Sobreveio julgamento, com o seguinte dispositivo:

Isso posto, julgo parcialmente procedente a ação para condenar a ré a pagar à autora a quantia de R$ 10.000,00, que deverá ser corrigida pelo IGPM a contar desta data, com juros de 1% ao mês a partir de 22/05/2017. A ré, que sucumbiu na maior parte e deu causa ao ajuizamento do feito, pagará as custas e os honorários do patrono do demandante, que fixo em 10% sobre o valor da condenação.

Inconformada, recorre a demandada (fls. 113/119).

Em suas razões, suscita, em preliminar, a competência da Vara da Fazenda Pública, por se tratar de empresa pertencente à Administração Pública Indireta do Município de Porto Alegre, sendo aplicáveis as prerrogativas conferidas à Fazenda Pública, dentre as quais o regime dos precatórios. Quanto ao mérito, aponta a ausência dos pressupostos ensejadores da responsabilidade civil, por não ter sido comprovado o fato constitutivo do direito. Argumenta que o acidente "somente ocorreu em virtude da desatenção da recorrida, que faltou com o dever de cuidado minimamente esperado de um pedestre ao atravessar a rua". Afirma que o coletivo já estava efetuando a conversão quando a requerente simplesmente atravessou a rua impedindo qualquer reação do motorista. Caso não seja reconhecida a culpa exclusiva da vítima, pugna pela minoração do "quantum" indenizatório arbitrado a título de danos morais, em observância à culpa concorrente. Postula o provimento do recurso.

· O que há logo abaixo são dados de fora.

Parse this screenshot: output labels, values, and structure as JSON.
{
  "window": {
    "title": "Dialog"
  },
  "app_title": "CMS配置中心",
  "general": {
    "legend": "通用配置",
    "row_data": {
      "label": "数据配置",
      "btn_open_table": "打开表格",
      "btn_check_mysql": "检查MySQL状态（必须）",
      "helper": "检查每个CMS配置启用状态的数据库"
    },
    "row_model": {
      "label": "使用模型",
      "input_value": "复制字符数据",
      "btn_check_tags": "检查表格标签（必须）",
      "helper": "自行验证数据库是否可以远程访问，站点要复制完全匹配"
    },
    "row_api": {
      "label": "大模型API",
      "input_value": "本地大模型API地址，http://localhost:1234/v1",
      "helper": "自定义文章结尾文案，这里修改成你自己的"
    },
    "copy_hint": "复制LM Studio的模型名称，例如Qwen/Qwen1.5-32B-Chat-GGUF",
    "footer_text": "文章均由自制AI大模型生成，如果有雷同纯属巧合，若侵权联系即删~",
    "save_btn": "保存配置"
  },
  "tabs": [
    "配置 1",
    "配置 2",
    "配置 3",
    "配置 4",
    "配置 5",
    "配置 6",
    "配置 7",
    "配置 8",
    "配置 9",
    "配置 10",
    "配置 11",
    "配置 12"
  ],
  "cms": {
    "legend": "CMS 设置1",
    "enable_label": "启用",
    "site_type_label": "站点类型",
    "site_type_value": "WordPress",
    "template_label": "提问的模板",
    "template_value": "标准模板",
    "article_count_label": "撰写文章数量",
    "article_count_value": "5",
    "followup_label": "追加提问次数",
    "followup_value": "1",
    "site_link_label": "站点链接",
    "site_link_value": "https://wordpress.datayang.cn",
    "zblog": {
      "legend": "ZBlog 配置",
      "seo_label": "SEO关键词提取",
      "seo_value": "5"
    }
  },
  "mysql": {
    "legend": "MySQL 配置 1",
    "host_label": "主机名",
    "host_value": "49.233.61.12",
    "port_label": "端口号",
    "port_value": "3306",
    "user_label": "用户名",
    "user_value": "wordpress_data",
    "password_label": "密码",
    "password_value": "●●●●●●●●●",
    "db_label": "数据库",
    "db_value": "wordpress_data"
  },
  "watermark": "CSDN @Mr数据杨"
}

Devidamente intimada, a parte autora apresentou contrarrazões (fls. 124/127) e recurso adesivo (fls. 128/134), no qual postula a majoração da verba indenizatória e dos honorários sucumbenciais.

A parte requerida apresentou contrarrazões ao recurso adesivo (fls. 136/146).

Distribuído o processo nesta Corte, vieram-me os autos eletrônicos para julgamento.

É o relatório.

VOTO

De início, não conheço do pedido de revogação da gratuidade judiciária formulado nas contrarrazões, tendo em vista que, como o benefício foi concedido na decisão de recebimento da inicial (fl. 33), a parte requerida deveria ter impugnado na contestação, nos termos previstos no art. 100 do CPC.

Ainda que assim não fosse, a fim de possibilitar o exame superveniente do pedido de revogação da gratuidade judiciária, a parte requerida deveria ter acostado documentos evidenciando que a situação financeira da parte adversa se alterou, ônus do qual não se desincumbiu.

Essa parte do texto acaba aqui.